One of the few conveniences of children “fresh from the oven” so to speak is that they are, for the most part, immobile lumps of screaming humanity. So while yes they may cry uncontrollably, sleep erratically, and have sticky tar-like explosions, you can pretty much leave them wherever you would like and when you come back moments (or days) later, they will be where you left them. This is perfect for those moments when you want to steal away to the bathroom, or pop in the kitchen for a snack, or jet to the aquarium store to pick up yet another goldfish to replace the one your cat inexplicably fished out and ate.
Things become mildly more complicated when your little one figures out how to roll over.
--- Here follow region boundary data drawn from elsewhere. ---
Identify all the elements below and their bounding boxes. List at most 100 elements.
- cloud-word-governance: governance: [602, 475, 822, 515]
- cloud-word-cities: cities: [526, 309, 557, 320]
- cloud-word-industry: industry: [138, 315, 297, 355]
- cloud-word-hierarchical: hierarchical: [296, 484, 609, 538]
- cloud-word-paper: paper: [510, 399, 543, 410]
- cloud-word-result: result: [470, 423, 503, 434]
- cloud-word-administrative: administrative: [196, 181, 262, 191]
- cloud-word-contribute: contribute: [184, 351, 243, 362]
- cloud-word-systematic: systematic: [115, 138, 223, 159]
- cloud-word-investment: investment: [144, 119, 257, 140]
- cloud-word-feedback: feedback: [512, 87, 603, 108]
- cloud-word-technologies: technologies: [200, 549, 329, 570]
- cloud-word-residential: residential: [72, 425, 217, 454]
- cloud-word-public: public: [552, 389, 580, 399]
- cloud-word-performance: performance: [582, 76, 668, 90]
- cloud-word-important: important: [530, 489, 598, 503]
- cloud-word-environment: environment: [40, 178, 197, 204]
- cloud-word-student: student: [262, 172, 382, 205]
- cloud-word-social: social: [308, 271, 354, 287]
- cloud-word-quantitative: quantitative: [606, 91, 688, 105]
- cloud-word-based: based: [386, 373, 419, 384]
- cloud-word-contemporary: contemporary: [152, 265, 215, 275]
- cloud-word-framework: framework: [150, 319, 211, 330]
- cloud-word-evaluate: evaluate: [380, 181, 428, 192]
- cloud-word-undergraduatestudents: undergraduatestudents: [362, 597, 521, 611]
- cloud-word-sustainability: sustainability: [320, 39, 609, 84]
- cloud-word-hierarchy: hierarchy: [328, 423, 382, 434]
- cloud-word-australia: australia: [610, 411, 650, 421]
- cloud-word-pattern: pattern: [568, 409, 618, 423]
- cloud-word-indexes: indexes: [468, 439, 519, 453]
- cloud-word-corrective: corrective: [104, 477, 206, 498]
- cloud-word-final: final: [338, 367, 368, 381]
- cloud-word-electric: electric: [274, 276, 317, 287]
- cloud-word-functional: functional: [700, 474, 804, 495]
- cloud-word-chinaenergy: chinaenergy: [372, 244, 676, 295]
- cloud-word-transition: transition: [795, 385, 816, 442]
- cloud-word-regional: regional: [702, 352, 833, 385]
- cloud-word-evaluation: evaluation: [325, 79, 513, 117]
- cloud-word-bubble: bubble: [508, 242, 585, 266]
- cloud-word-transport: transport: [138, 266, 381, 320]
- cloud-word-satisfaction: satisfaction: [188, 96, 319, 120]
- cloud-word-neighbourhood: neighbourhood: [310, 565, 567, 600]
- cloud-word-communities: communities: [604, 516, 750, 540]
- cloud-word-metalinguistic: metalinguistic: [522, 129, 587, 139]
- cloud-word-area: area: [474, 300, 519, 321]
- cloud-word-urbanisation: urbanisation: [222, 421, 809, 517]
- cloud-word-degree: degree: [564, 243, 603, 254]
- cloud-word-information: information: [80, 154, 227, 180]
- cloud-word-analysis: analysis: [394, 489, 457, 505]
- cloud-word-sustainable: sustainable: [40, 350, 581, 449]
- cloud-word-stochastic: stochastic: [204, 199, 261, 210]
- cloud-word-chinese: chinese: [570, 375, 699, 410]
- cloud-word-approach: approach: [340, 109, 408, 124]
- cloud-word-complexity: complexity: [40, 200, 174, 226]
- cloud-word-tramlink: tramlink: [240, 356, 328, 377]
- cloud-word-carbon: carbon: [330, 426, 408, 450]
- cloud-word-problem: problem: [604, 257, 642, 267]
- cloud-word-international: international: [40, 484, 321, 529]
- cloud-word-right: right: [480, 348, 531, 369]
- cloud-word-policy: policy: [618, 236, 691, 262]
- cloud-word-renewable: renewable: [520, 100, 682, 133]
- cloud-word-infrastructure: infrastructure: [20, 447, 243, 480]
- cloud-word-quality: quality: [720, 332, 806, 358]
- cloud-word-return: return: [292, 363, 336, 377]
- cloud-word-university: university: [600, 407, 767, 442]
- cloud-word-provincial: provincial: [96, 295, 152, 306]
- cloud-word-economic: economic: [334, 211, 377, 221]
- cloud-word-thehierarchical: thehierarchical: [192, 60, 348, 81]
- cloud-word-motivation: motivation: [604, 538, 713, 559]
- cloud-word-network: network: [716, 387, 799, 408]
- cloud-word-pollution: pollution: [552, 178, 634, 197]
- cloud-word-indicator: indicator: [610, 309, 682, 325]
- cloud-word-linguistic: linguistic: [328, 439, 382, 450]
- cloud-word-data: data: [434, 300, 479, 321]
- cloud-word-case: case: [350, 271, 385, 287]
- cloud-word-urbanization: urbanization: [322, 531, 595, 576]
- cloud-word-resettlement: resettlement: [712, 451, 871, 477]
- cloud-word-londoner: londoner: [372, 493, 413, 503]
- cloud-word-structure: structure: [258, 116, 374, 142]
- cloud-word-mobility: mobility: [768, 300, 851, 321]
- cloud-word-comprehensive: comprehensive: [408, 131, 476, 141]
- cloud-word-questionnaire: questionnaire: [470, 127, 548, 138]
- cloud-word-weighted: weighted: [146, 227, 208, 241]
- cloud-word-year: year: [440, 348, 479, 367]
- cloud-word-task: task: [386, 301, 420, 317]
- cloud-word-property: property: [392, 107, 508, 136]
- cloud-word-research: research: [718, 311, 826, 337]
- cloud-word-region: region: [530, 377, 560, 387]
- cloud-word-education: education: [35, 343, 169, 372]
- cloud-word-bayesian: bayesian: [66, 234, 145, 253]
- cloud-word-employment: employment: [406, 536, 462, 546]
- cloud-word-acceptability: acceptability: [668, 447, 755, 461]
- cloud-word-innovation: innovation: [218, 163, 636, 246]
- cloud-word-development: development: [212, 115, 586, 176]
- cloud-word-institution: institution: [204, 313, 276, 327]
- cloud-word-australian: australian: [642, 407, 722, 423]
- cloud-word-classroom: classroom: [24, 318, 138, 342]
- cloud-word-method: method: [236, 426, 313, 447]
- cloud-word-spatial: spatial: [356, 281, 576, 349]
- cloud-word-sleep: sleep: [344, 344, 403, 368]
This precludes several normal infant resting spots, including atop the refrigerator and on the window sill next to the pie that you baked. But again, for the most part, and with proper use of chocks and wedges, it is possible to get away for a few moments to shoo away the Mormons or place bets with your bookie.
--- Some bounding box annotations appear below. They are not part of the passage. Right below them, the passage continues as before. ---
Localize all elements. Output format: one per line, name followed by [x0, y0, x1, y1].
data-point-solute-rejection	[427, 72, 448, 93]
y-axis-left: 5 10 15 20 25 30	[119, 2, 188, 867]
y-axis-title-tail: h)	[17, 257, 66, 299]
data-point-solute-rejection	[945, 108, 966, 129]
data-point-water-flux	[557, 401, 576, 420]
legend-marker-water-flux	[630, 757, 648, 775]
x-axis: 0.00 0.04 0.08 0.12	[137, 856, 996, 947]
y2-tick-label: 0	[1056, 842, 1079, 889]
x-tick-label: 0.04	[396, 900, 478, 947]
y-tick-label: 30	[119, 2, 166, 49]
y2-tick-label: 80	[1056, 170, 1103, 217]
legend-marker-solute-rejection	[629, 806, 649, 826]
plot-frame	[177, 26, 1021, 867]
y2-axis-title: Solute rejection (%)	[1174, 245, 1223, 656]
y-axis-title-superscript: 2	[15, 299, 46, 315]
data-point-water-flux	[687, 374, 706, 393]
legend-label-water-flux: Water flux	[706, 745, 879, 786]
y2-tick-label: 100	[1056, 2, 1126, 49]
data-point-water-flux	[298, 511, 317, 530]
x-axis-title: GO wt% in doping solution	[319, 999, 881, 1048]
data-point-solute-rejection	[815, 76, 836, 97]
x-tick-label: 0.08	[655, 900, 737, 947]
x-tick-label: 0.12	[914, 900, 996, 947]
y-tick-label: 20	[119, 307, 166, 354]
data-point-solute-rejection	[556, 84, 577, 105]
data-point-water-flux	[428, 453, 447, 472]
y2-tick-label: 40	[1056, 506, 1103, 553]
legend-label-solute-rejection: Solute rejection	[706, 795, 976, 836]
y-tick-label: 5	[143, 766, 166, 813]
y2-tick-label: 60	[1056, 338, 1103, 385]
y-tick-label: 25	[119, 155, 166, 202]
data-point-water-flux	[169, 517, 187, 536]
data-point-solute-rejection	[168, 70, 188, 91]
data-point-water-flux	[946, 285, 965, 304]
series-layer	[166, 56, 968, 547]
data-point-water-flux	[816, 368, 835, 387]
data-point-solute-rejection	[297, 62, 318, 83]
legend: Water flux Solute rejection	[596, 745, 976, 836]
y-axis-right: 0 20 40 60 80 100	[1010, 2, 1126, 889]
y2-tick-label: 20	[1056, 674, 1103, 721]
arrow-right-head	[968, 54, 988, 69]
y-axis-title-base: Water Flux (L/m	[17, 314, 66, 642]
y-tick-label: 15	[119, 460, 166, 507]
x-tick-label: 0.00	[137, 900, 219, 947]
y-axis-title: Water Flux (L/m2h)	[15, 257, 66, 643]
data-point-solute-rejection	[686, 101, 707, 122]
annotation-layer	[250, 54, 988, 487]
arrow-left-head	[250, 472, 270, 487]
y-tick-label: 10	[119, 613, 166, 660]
But at some point, despite all of your attempts to dissuade the practice, the proverbial lightbulb will click in your child’s head, and things will suddenly, and irreversibly, change forever.
Yes friends, our little Justine has learned to crawl.
It was a slow but sure process with her, taking several weeks for her to put all the pieces together. In what anthropologists have informed us is a fairly radical evolutionary mutation, she actually learned to pull herself into a sitting position before she learned to crawl. That happened very suddenly, and we were both shocked to watch her do it. From there we assumed crawling would be a snap.
Instead she laboriously practiced each individual component of the crawl, figuring out optimal launch angles, head position, and thigh-leg force quotients. She started by assuming the “position,” the classic “all fours.” It took her awhile to get her legs untangled – for about a week she was doing a patented “all three and a half.” After she mastered that she’d go up into the launch, and then rock forward, and then back into a sitting position. She would do this over and over again, and Kim and I would both sit forward, anticipating that “this was it.” Eventually we stopped paying attention, me going back to my organizing my lint collection by color and material and Kim practicing her squirrel calls.
Finally, one day she lunged forward and made a few tentative crawls before the expected Maggie Simpson landed her face-first in the carpet. Unfazed, she’d continue this learning process until she finally figured it out. We helped her along by enticing her to crawl in different directions, whether it be by waving an iPhone, dropping a ball, or tethering one of the cats to her. Now, she’s a crawling master, undeterred from undertaking epic quests and crossing entire rooms to bag whatever quarry she may be after. You know what this means.
Time to lock up the liquor cabinet. And EVERYTHING else.